«Должно быть, тот», — окинул взглядом Зазыба скуластое лицо незнакомого человека.

— …тогда мы с Рахимом кувырком из машины да в кусты. Ну, а немцы, они, следовательно, тоже не дураки — увидели наши грузовики на дороге и давай чихвостить по ним, только гайки летят.

Роман рассказывал и одновременно наблюдал за односельчанами.

Те слушали его по-разному.

Парфен Вершков, например, сидел с опущенной головой, тихо шевелил носками порыжевших обрезней — сапог без голенищ — высохшую кору под бревнами. Щетинистое и длинноносое лицо его казалось безразличным, но толстая шея от внутреннего напряжения покраснела.

Силка Хрурчик между тем не сводил глаз с Романа Семочкина, ловил каждое его слово.

Иван Падерин беспокойно вертел головой, сидевшей на кадыкастой шее, и все ухмылялся, будто говоря: ладно, бреши уж до конца.

И Роман продолжал:

— … вдруг, слышим, перестают стрелять.
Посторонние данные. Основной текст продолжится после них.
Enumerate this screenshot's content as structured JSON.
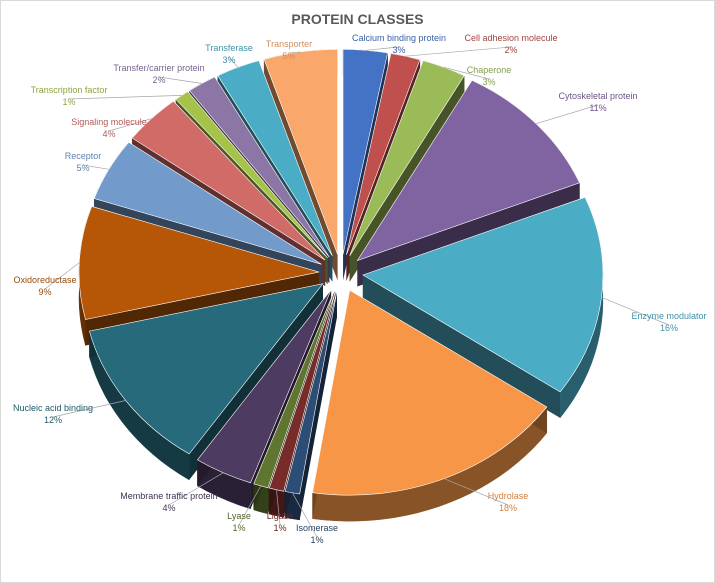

Тогда я, следовательно, толкаю под бок Рахима, показываю глазами — бежим. Видим, кое-кто тоже встает на карачки. А кто-то кричит: «По машинам!» Но куда поедешь, если командёров нема? Это ж как начали стрелять по нас около реки, так те на броневике своем и удрали. Ну, подошли мы с Рахимом, следовательно, к своему грузовику, глядим, совсем разбитый и бензин вытекает.

Зазыба не спеша приблизился к бревнам, сел поодаль. Роман Семочкин стрельнул в его сторону глазами, заговорил громче:

— Оно и правда, что мы без командёров, одни? Следовательно, начали расходиться кто куда. Мы с Рахимом тоже решили податься сюда, благо до Веремеек недалеко. Верст сорок, если напрямик.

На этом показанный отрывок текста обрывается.